THE CAPITAL, TALLAHASSEE, Sept. 27, 2011….Contending that not enough money was spent on patient care, the state Agency for Health Care Administration is trying to recoup $4 million from a firm that manages Medicaid mental-health services.

Tampa-based Florida Health Partners Inc. challenged the agency in cases filed last week in the state Division of Administrative Hearings.

The dispute centers on whether Florida Health Partners in 2006 met a requirement that it spend 80 percent of the money it received --- known as a "medical loss ratio" --- on caring for Medicaid patients.

AHCA contends that the firm fell substantially below the 80 percent threshold in the Tampa and Orlando areas. Under state law, Medicaid mental-health firms have to pay back the difference if they spend less than 80 percent.

Florida Health Partners attorney F. Philip Blank could not be reached for comment Tuesday. But in documents filed Friday, he indicated the firm will challenge the way AHCA calculated the medical loss ratio.

"AHCA may not, as a matter of law, unilaterally establish the method to calculate the (medical loss ratio),'' Blank wrote. "As a matter of fact, the method used by AHCA to arrive at its calculation is incorrect and, in turn, results in an incorrect amount of claim for reimbursement.''

AHCA declined to comment about Blank's assertions.

The dispute comes amid a broader debate about the use of medical loss ratios in Florida. The federal government has made clear it will require Florida to include an 85 percent ratio in a Medicaid managed-care pilot program --- a move that angers some Republican lawmakers.
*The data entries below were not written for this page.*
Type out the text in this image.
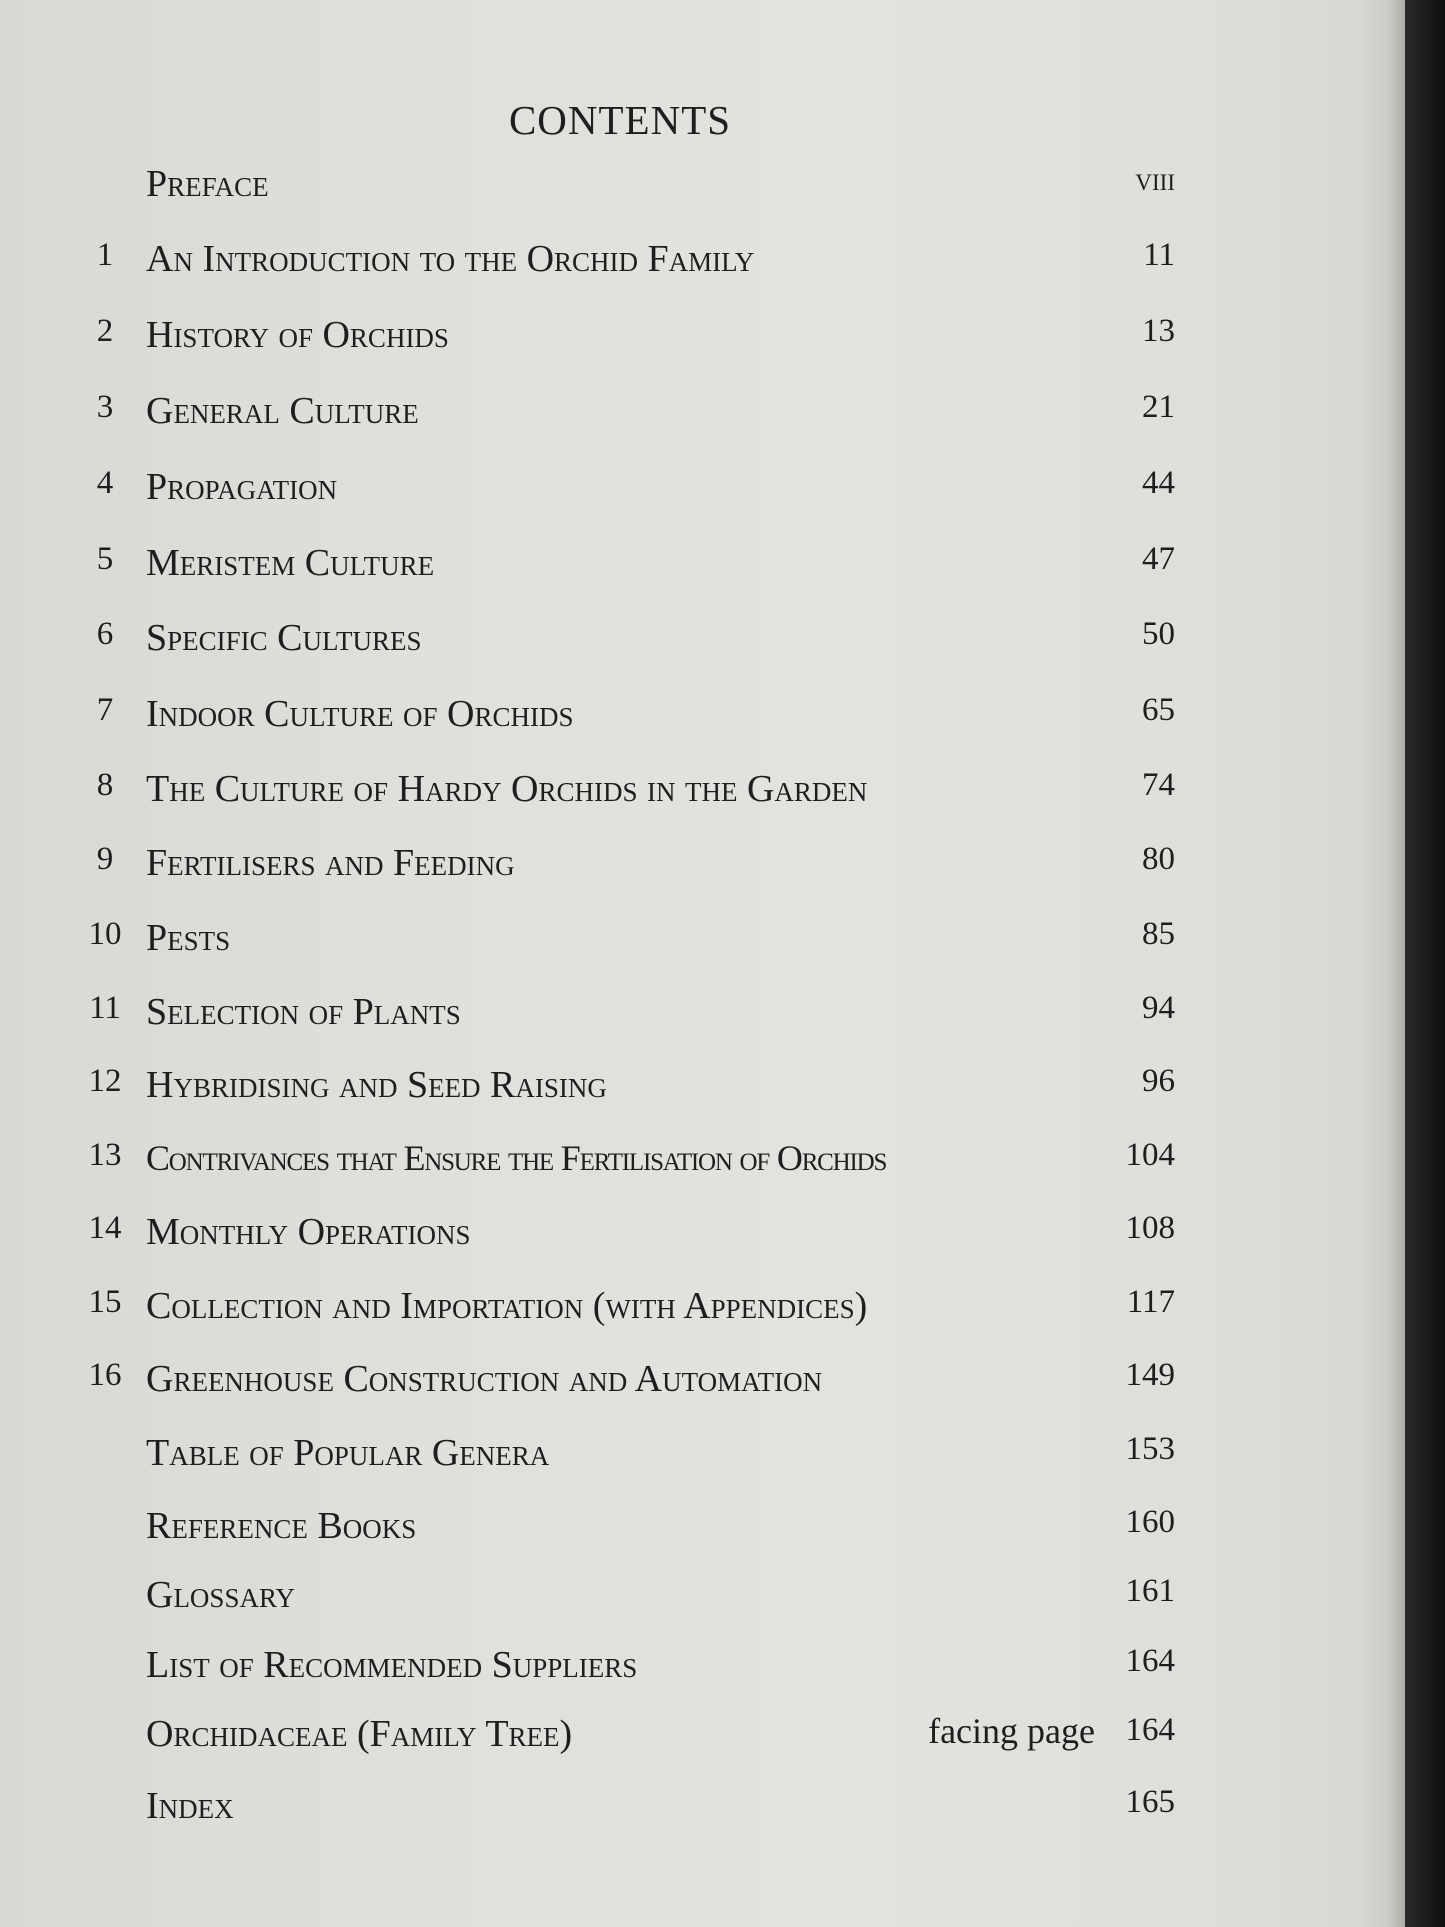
CONTENTS
Preface	viii
1 An Introduction to the Orchid Family	11
2 History of Orchids	13
3 General Culture	21
4 Propagation	44
5 Meristem Culture	47
6 Specific Cultures	50
7 Indoor Culture of Orchids	65
8 The Culture of Hardy Orchids in the Garden	74
9 Fertilisers and Feeding	80
10 Pests	85
11 Selection of Plants	94
12 Hybridising and Seed Raising	96
13 Contrivances that Ensure the Fertilisation of Orchids	104
14 Monthly Operations	108
15 Collection and Importation (with Appendices)	117
16 Greenhouse Construction and Automation	149
Table of Popular Genera	153
Reference Books	160
Glossary	161
List of Recommended Suppliers	164
Orchidaceae (Family Tree)	facing page 164
Index	165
AHCA is negotiating a three-year extension of that pilot program, which requires most Medicaid beneficiaries in Broward, Duval, Clay, Baker and Nassau counties to enroll in managed-care plans. Federal officials also have signaled they could require a medical-loss ratio in a proposal that lawmakers approved this spring to create a statewide Medicaid managed-care program.

Under managed care, health plans receive a set amount of money each month to provide services to each beneficiary. Medical-loss ratio supporters argue that safeguards are needed to make sure health plans spend the money on patient care instead of diverting it to administrative costs or profits.

But critics say the ratios can be arbitrary, in part, because of disagreements about what should be counted as a patient care. Republican lawmakers have pushed an alternative that would require managed-care plans to share profits above 5 percent with the state.

Despite those arguments, the state already requires mental-health contractors such as Florida Health Partners to comply with the 80 percent medical-loss ratio.

AHCA notified the firm in August that it would seek repayment of $2.8 million for failure to meet the required ratio in a five-county area around Tampa and $1.2 million for failure to meet it in a four-county area around Orlando.

Audits found that Florida Health Partners had a 66 percent medical-loss ratio in 2006 in the Tampa area and a 72.6 percent ratio in the Orlando area. The firm contended that its ratios were 88 and 87 percent in the areas, according to the audits.

The audits described five methods, with widely different results, that could be used to calculate the medical-loss ratios. The outside auditors from the Jacksonville firm Buttner Hammock & Co., said the contracts between AHCA and Florida Health Partners "did not clearly define the medical expenses to be included" in the calculations.

Auditors said in the Orlando-area report that they used a method that AHCA concluded was the best way to measure the medical-loss ratio.

The audits also give a glimpse of the complexity of how health plans are structured financially. Florida Health Partners is partly owned by mental-health agencies and partly by another company, ValueOptions.

Florida Health Partners contracts with the agencies to provide care to patients, while ValueOptions gets paid for such things as administrative and management services, according to the audits.